Manaus, 8 de janeiro de 2026 – O orçamento destinado à Secretaria de Estado do Meio Ambiente (SEMA) do Amazonas registra uma queda acumulada de quase 31% em dois anos, o equivalente a R$ 9,4 milhões. É o que aponta levantamento do Vocativo, com base em dados oficiais da execução orçamentária de 2024, da Lei Orçamentária Anual (LOA) de 2025 e do Projeto de Lei Orçamentária Anual (PLOA) de 2026.
A título de comparação, no PLOA 2026, o orçamento total destinado à SEMA é de R$ 83,142 milhões, enquanto as despesas previstas com Comunicação Social somam R$ 176,405 milhões, valor mais que duas vezes superior. Em termos percentuais, isso significa que a gestão Wilson Lima gastará, em seu último ano de mandato, um valor cerca de 112% maior com ações de comunicação do que todo o orçamento voltado para o Meio Ambiente.
A redução ocorre no âmbito do Poder Executivo estadual e está prevista para vigorar ao longo do exercício financeiro de 2026. A título de comparação, em 2024, a execução orçamentária da SEMA alcançou R$ 29,9 milhões. No ano seguinte, o valor aprovado na LOA 2025 foi reduzido para R$ 25,6 milhões. Já no PLOA 2026, o montante previsto para a pasta cai para R$ 20,5 milhões, consolidando uma retração progressiva dos recursos destinados à política ambiental do Estado.
Os números constam nos demonstrativos oficiais do orçamento estadual e refletem a alocação de recursos para ações vinculadas à gestão ambiental, incluindo programas classificados sob a função orçamentária específica do setor. A redução ocorre de forma contínua ao longo dos três exercícios financeiros analisados.
Cortes acontecem enquanto Amazonas enfrenta crise climática
A queda no orçamento estadual ocorre em um momento considerado crítico do ponto de vista climático. Estudos publicados na revista científica Scientific Reports indicam que o Amazonas enfrentou, em 2023, uma seca histórica, associada a anomalias hidrológicas e térmicas sem precedentes no período instrumental.
Durante esse episódio extremo, os níveis do Rio Negro, em Manaus, caíram para 12,70 metros em outubro de 2023 — a menor marca desde 1902, superando os mínimos observados em secas anteriores. O déficit de precipitação, combinado com temperaturas mais elevadas, resultou em uma das secas mais severas já registradas na região central do bioma amazônico.

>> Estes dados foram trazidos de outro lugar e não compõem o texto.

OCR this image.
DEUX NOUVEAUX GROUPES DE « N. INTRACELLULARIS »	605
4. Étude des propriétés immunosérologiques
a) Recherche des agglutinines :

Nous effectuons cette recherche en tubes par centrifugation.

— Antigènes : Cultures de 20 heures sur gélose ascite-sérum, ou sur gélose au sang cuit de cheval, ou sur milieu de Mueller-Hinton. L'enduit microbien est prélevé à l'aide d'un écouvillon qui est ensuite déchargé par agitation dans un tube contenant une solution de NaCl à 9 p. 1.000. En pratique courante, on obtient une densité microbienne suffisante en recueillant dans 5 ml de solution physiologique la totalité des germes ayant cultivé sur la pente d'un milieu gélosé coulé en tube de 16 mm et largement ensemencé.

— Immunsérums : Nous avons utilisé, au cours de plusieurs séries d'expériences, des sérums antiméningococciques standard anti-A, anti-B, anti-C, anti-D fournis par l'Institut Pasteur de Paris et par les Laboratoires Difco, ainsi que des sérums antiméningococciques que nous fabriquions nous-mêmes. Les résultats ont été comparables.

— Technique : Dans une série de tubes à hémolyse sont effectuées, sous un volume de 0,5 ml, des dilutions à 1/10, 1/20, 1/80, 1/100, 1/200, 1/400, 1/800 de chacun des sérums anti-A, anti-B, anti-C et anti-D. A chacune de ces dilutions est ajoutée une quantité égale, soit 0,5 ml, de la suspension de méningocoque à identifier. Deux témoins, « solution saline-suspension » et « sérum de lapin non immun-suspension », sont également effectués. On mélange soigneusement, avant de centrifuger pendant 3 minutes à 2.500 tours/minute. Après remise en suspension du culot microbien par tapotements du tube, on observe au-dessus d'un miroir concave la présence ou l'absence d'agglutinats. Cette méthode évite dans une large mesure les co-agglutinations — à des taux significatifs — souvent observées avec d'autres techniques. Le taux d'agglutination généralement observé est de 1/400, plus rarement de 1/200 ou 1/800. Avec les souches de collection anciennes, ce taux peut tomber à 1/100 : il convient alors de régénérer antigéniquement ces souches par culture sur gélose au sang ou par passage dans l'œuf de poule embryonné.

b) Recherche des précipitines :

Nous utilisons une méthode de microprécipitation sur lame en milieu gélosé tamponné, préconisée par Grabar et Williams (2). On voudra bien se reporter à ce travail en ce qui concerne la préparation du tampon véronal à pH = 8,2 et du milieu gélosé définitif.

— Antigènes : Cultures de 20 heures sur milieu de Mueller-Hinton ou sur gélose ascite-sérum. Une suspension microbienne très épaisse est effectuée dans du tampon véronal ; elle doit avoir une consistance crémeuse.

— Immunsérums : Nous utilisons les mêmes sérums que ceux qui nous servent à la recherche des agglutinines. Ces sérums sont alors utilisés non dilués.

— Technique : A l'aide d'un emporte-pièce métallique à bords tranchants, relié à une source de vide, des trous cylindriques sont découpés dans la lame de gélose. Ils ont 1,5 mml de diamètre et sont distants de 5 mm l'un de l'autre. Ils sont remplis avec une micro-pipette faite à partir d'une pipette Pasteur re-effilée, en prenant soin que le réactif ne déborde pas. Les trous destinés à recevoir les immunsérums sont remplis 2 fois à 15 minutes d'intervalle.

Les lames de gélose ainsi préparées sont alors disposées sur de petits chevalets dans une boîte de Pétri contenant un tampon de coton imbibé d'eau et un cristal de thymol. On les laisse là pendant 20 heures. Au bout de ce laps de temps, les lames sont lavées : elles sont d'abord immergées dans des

Análises hidrológicas baseadas em dados dos satélites GRACE/GFO e das missões Swarm indicam que a seca extrema iniciada em 2023 persistiu ao longo de 2024, com volumes de chuva e níveis de água drasticamente abaixo da média histórica. Os impactos se estenderam às bacias dos principais rios amazônicos, como Solimões, Negro e Madeira, com registros de solo mais seco, menor escoamento hídrico e redução da água armazenada em toda a bacia, ampliando a pressão sobre ecossistemas e áreas habitadas.
Relatórios de organizações ambientais independentes apontam ainda que a seca de 2023 provocou uma redução expressiva da superfície de água e um declínio acentuado nos níveis dos rios em grande parte da Amazônia brasileira, com efeitos socioambientais que incluíram dificuldades de acesso à água potável, restrições ao transporte fluvial e prejuízos à produção de alimentos em comunidades ribeirinhas.
Indícios de mudança para um clima “hipertropical” na Amazônia
As projeções científicas indicam que o cenário pode se agravar nos próximos anos. Um estudo intitulado Hot droughts in the Amazon provide a window to a future hypertropical climate, publicado na revista Nature, identificou que a Amazônia apresenta sinais de transição para um regime climático mais quente, seco e volátil, descrito pelos autores como um “clima hipertropical”, inexistente na Terra há milhões de anos.
Segundo a pesquisa, episódios de “seca quente” — períodos de estiagem intensa combinados com calor extremo — vêm aumentando em frequência e intensidade. Sob cenários de altas emissões de gases de efeito estufa, esses eventos podem alcançar até 150 dias por ano até 2100, inclusive em meses tradicionalmente associados à estação chuvosa, como março, abril e maio.
Esse novo padrão climático combina temperaturas excepcionalmente elevadas com forte redução da umidade do solo, criando condições que extrapolam os limites históricos dos climas tropicais e que, de acordo com os autores, podem elevar a mortalidade de árvores e alterar de forma profunda a dinâmica da floresta amazônica.